First Trust Growth Strength ETF (FTGS) seeks to track companies demonstrating strong growth characteristics through a proprietary screening methodology that evaluates revenue growth, earnings growth, and return on equity metrics. This growth-focused equity ETF targets U.S. companies showing superior fundamental growth momentum across multiple financial metrics.
How It Works
FTGS employs an active quantitative approach using First Trust's proprietary growth strength scoring system that ranks companies based on revenue acceleration, earnings per share growth, and profitability trends. The fund typically holds 50-100 positions with quarterly rebalancing to capture companies entering or maintaining strong growth phases.
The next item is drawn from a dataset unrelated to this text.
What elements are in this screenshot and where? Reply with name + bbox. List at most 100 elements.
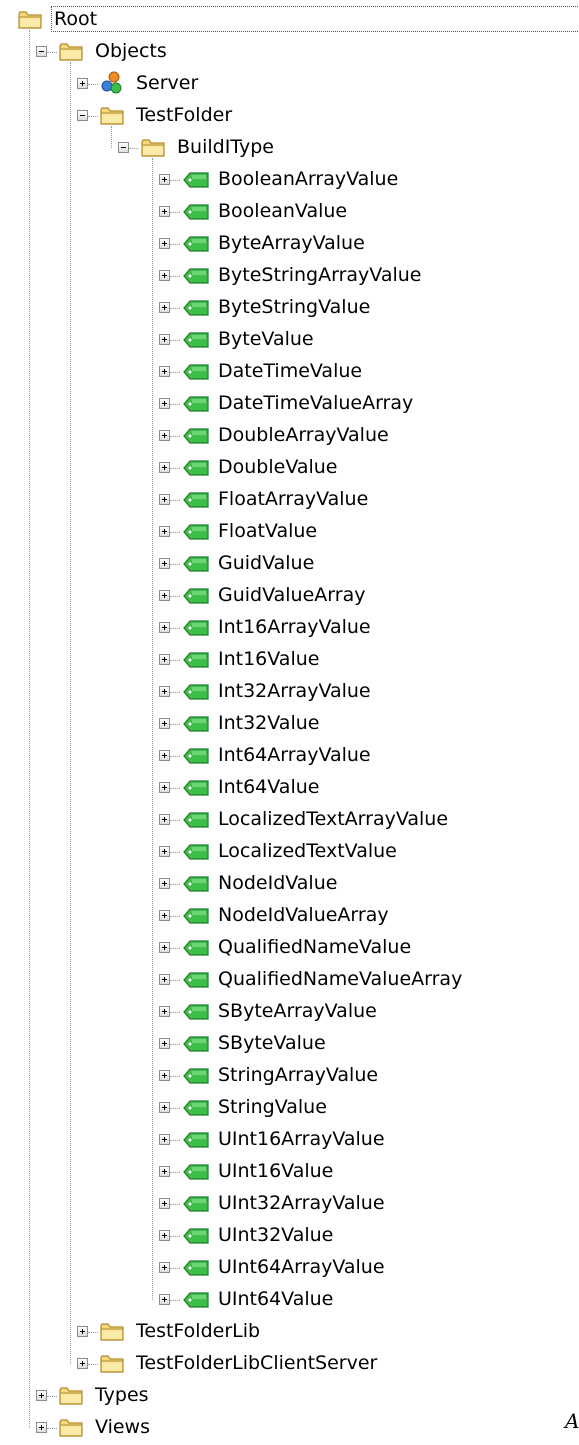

Holdings are weighted based on growth scores rather than market capitalization, allowing smaller high-growth companies to receive meaningful allocations alongside established growth leaders.
Key Features
- Proprietary growth scoring methodology focuses on fundamental growth acceleration rather than traditional momentum or technical indicators
- Launched in late 2022, representing First Trust's newest approach to systematic growth investing with modern factor integration
- Zero expense ratio currently listed suggests potential promotional pricing or data reporting lag for this recently launched ETF
Risks
- This ETF can lose value significantly during growth stock selloffs when investors rotate to value stocks, potentially declining 40-50% in severe market corrections
- Concentrated portfolio of 50-100 holdings creates higher single-stock risk compared to broad market ETFs, amplifying volatility from individual company disappointments
- Growth stocks historically underperform during rising interest rate environments as higher rates reduce present value of future earnings growth expectations
Who Should Own This
Best suited as a satellite holding (10-25% of equity allocation) for aggressive growth investors with 3+ year time horizons and high risk tolerance. Appropriate for investors seeking concentrated exposure to companies with accelerating fundamentals rather than broad market diversification. Works well for younger investors building wealth through growth-focused strategies.